This paper presents a method to reduce hallucination in structured outputs using Retrieval-Augmented Generation (RAG) in the context of generating workflows from natural language requirements. The authors describe a system that leverages RAG to improve the quality of structured outputs, particularly in enterprise applications where workflows are represented as JSON documents. The system significantly reduces hallucination and allows the generalization of the LLM to out-of-domain settings. Additionally, the system demonstrates that a small, well-trained retriever can reduce the size of the LLM without loss in performance, making deployments less resource-intensive.
The paper discusses the challenges of using Large Language Models (LLMs) for structured output tasks, such as converting natural language to code or SQL, and how RAG can help mitigate hallucination by incorporating external knowledge. The authors show that using RAG in workflow generation reduces hallucination and improves results. They also demonstrate that a small retriever can be used with a smaller LLM without loss in performance.
The methodology involves training a retriever encoder to align natural language with JSON objects and training an LLM in a RAG fashion by including the retriever's output in its prompt. The retriever is trained using a contrastive loss to minimize the distance between positive and negative pairs. The system is evaluated on both in-domain and out-of-domain datasets, showing that RAG significantly reduces hallucination and improves performance.
The results show that using a retriever reduces hallucination and improves the quality of the generated JSON output. The authors also find that a smaller RAG model performs well, with the 7B parameter model providing the best trade-off between performance and model size. The system is evaluated on various metrics, including Trigger Exact Match, Bag of Steps, and Hallucinated Tables and Steps. The results indicate that RAG significantly reduces hallucination compared to using only an LLM.
The paper also discusses the impact of RAG on engineering, showing that the system can be deployed with a smaller model and that the retriever can be reused for other use cases. The authors conclude that RAG is an effective approach for reducing hallucination in structured output tasks and allow generalization in a structured output task. They also note that while their approach reduces hallucination, it does not eliminate the risk of harm due to hallucination, and their system includes a post-processing layer to indicate generated steps that do not exist.This paper presents a method to reduce hallucination in structured outputs using Retrieval-Augmented Generation (RAG) in the context of generating workflows from natural language requirements. The authors describe a system that leverages RAG to improve the quality of structured outputs, particularly in enterprise applications where workflows are represented as JSON documents. The system significantly reduces hallucination and allows the generalization of the LLM to out-of-domain settings. Additionally, the system demonstrates that a small, well-trained retriever can reduce the size of the LLM without loss in performance, making deployments less resource-intensive.
The paper discusses the challenges of using Large Language Models (LLMs) for structured output tasks, such as converting natural language to code or SQL, and how RAG can help mitigate hallucination by incorporating external knowledge. The authors show that using RAG in workflow generation reduces hallucination and improves results. They also demonstrate that a small retriever can be used with a smaller LLM without loss in performance.
The methodology involves training a retriever encoder to align natural language with JSON objects and training an LLM in a RAG fashion by including the retriever's output in its prompt. The retriever is trained using a contrastive loss to minimize the distance between positive and negative pairs. The system is evaluated on both in-domain and out-of-domain datasets, showing that RAG significantly reduces hallucination and improves performance.

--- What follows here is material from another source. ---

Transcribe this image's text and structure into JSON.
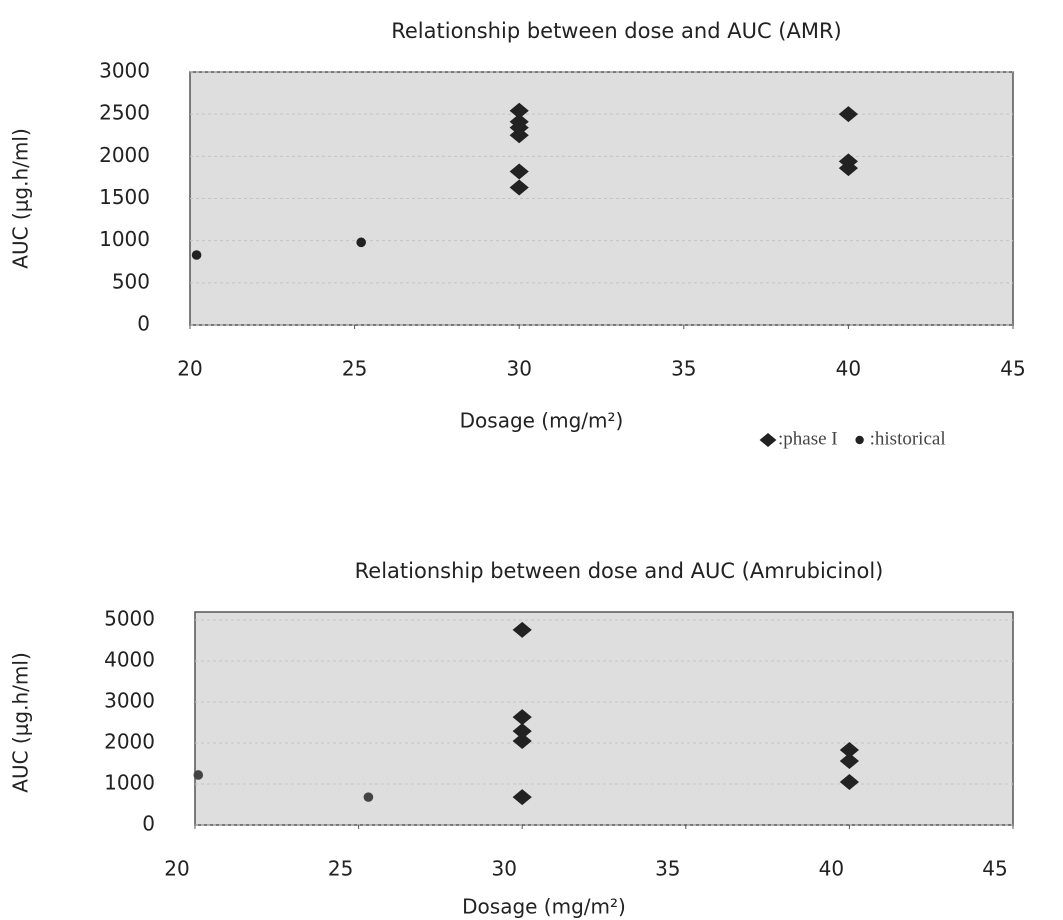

The results show that using a retriever reduces hallucination and improves the quality of the generated JSON output. The authors also find that a smaller RAG model performs well, with the 7B parameter model providing the best trade-off between performance and model size. The system is evaluated on various metrics, including Trigger Exact Match, Bag of Steps, and Hallucinated Tables and Steps. The results indicate that RAG significantly reduces hallucination compared to using only an LLM.
The paper also discusses the impact of RAG on engineering, showing that the system can be deployed with a smaller model and that the retriever can be reused for other use cases. The authors conclude that RAG is an effective approach for reducing hallucination in structured output tasks and allow generalization in a structured output task. They also note that while their approach reduces hallucination, it does not eliminate the risk of harm due to hallucination, and their system includes a post-processing layer to indicate generated steps that do not exist.